Gathering information is the main and big part of hacking, having the right information makes the attack easier, information can be very useful for a while. Finding information can be difficult if you don’t know where to find it.
Here are five of the best tools to effectively discover web information
It is used by most penetration testers to gather information, it gives information such as domain names, IP netblocks, subdomains, etc. It can also be used to brute force subdomain at the enumeration stage.
(useful in case of false positives)
Fierce is a semi-lightweight scanner that helps you find non-contiguous IP spaces and hostnames from specified domains. It does not perform exploitation and does not indiscriminately scan the entire Internet. It is specifically designed to detect probable targets both inside and outside the corporate network. Since it mainly uses DNS you will often find misconfigured networks that will leak your internal address space. This is especially useful for targeted malware.
Usage: fierce -dns examplecompany.com -wordlist dictionary.txt
Useful for web analysis and surface attack of displaying vhosts during penetration testing. Find hostnames that share an IP address with your target, which can be a hostname or IP address.

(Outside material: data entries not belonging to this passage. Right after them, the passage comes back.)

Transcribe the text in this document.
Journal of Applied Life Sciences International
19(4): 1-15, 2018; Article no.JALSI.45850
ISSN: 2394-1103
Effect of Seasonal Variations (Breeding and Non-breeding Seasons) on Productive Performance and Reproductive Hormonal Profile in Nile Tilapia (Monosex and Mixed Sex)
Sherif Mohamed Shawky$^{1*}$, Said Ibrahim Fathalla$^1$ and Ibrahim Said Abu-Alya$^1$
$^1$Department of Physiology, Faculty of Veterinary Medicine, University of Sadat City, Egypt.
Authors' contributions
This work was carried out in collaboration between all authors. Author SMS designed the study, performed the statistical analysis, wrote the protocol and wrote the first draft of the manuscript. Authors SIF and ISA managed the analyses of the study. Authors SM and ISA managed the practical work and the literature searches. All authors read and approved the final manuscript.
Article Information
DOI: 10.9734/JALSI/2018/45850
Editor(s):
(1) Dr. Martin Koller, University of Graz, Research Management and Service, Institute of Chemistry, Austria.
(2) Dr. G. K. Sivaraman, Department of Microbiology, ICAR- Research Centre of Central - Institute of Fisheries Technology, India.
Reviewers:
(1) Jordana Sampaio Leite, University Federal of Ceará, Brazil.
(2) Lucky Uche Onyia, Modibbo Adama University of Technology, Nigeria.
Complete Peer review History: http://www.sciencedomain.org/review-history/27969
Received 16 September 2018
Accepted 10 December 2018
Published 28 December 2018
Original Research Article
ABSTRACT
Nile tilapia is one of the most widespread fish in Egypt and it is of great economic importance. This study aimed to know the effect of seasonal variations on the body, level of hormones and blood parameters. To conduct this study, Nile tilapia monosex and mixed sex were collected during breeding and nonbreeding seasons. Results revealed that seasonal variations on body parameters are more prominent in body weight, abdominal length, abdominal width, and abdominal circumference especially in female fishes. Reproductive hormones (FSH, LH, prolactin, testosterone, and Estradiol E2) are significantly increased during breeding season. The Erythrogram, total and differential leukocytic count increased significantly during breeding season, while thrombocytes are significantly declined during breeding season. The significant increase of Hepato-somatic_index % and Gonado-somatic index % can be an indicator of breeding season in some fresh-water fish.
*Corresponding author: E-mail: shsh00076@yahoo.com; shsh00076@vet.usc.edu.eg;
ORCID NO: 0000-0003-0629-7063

Usage: ./bing-ip2hosts [OPTIONS]
- -n Turn off the animation progress bar
Use this directory instead of / tmp. The directory must exist.
- -i – Optional CSV output. Prints the IP and hostname on each line, separated by commas.
- -p – Optional Http: // prints the prefix. Useful for right click in shell
This tool is used to collect information about email, subdomains, hosts, employee names, open ports and banners from various open sources such as search engines, key PGP servers and Shodan’s computer database.
Usage: theharvester options
- -d: Domain to search or company name
- -b: Data source: google, googleCSE, bing, bingapi, pgp, linkedin, google-profiles, jigsaw, twitter, googleplus, all
- -s: Start with result number X (default: 0)
- -v: Check hostname through domain name resolution and look up virtual hosts
- -F: Save results to HTML and XML file (both)
- -n: Perform DNS reverse lookup on all found ranges
- -c: Bruteforce DNS for the domain name
- -t: Do DNS TLD discovery of the extension
- -e: Use this DNS server
- -l: Limit the number of results to work with (bing shows up to 50 results)
This tool is used to check DNS-Loadbalancing or HTTP-Loadbalancing. Load balancing is sharing excess load with another server. This tool lets you know if a DDoS attack can be carried out on a website or not.